City of Women
City of Women takes a chilling look at the unspeakable limits reached by the women of WWII Berlin and the stress and fear that shaped their lives. It is 1943, and Sigrid Schröder is the dutiful wife of a German soldier who is fighting on the front lines south of Moscow. Her marriage is mostly routine, and she lives with her critical mother-in-law. Early on, Sigrid demonstrates her desire to help the other side when she assists Ericha, a young girl running from the Gestapo. With a heightened sense for survival at all costs, coupled with her compulsion to aid the underground fight, Sigrid accepts the increased risk.
One day she meets Egon, a young and handsome stranger. She thrives on danger, and with her capricious desire, she can’t help but become Egon’s lover. He is extremely taciturn, and as he eludes her questions, her suspicions are raised. Under the watchful eyes of her neighbors, mother-in-law, and the Gestapo, she burrows beneath her ordinary life as a stenographer and lives in a secretive world of intrigue and peril.

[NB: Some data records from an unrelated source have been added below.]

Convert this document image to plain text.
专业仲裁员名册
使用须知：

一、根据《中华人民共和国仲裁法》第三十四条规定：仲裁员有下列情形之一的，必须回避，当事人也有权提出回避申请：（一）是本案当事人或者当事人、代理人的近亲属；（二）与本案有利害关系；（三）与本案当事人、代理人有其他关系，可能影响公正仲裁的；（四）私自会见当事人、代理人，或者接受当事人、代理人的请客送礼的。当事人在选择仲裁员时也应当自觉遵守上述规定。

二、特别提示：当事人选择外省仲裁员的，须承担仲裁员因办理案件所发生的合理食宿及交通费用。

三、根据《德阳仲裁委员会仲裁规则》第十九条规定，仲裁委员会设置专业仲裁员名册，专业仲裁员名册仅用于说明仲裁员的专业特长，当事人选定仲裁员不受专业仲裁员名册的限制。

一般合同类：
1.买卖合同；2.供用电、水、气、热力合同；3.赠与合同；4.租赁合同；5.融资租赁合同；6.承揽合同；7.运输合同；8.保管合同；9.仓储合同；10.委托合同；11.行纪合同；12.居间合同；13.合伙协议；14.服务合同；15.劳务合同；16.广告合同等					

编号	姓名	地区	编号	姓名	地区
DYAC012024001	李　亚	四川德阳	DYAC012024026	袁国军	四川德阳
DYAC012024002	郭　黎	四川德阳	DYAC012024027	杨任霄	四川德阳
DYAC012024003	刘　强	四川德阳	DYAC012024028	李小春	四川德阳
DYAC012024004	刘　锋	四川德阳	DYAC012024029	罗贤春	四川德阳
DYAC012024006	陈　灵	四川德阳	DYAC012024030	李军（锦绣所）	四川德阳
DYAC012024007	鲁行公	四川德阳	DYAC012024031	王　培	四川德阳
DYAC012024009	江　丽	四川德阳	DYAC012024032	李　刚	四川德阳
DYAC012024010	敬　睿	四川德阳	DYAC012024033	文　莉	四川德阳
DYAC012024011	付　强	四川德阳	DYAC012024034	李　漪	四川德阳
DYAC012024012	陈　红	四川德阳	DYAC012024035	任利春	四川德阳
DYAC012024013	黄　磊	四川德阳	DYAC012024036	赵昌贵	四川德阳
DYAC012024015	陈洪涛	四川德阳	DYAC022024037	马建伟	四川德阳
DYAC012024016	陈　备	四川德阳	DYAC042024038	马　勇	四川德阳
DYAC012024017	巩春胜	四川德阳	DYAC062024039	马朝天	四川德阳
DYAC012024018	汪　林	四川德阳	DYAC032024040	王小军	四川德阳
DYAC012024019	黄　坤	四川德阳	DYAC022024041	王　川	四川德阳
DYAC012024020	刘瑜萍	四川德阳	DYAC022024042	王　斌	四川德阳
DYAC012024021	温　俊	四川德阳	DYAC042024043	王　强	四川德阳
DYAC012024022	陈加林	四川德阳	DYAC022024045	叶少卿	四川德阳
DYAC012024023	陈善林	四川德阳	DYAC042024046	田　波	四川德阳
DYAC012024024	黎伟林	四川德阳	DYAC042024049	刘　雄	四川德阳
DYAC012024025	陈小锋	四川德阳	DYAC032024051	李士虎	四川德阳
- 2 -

The author’s characters live and breathe with full dimension. Sigrid has boundless love and iron nerves that will assure her place in literary history, as do Ericha and Egon. David Gillham’s writes with a poetic precision; his beautiful, lilting phrases present a multisensory and more than satisfying read: “It was the sort of cold that followed you inside, that searched your clothes for gaps and penetrated you slowly, until it crept into your heart and chilled your blood.”
An elegiac story, emotionally seductive with tense moments throughout, City of Women has plot twists that will keep readers guessing. The wrath of the Gestapo, the fear from “catchers,” and the risky existence of the Berlin underground all combine to create a terrifying, historically realistic atmosphere that lingers.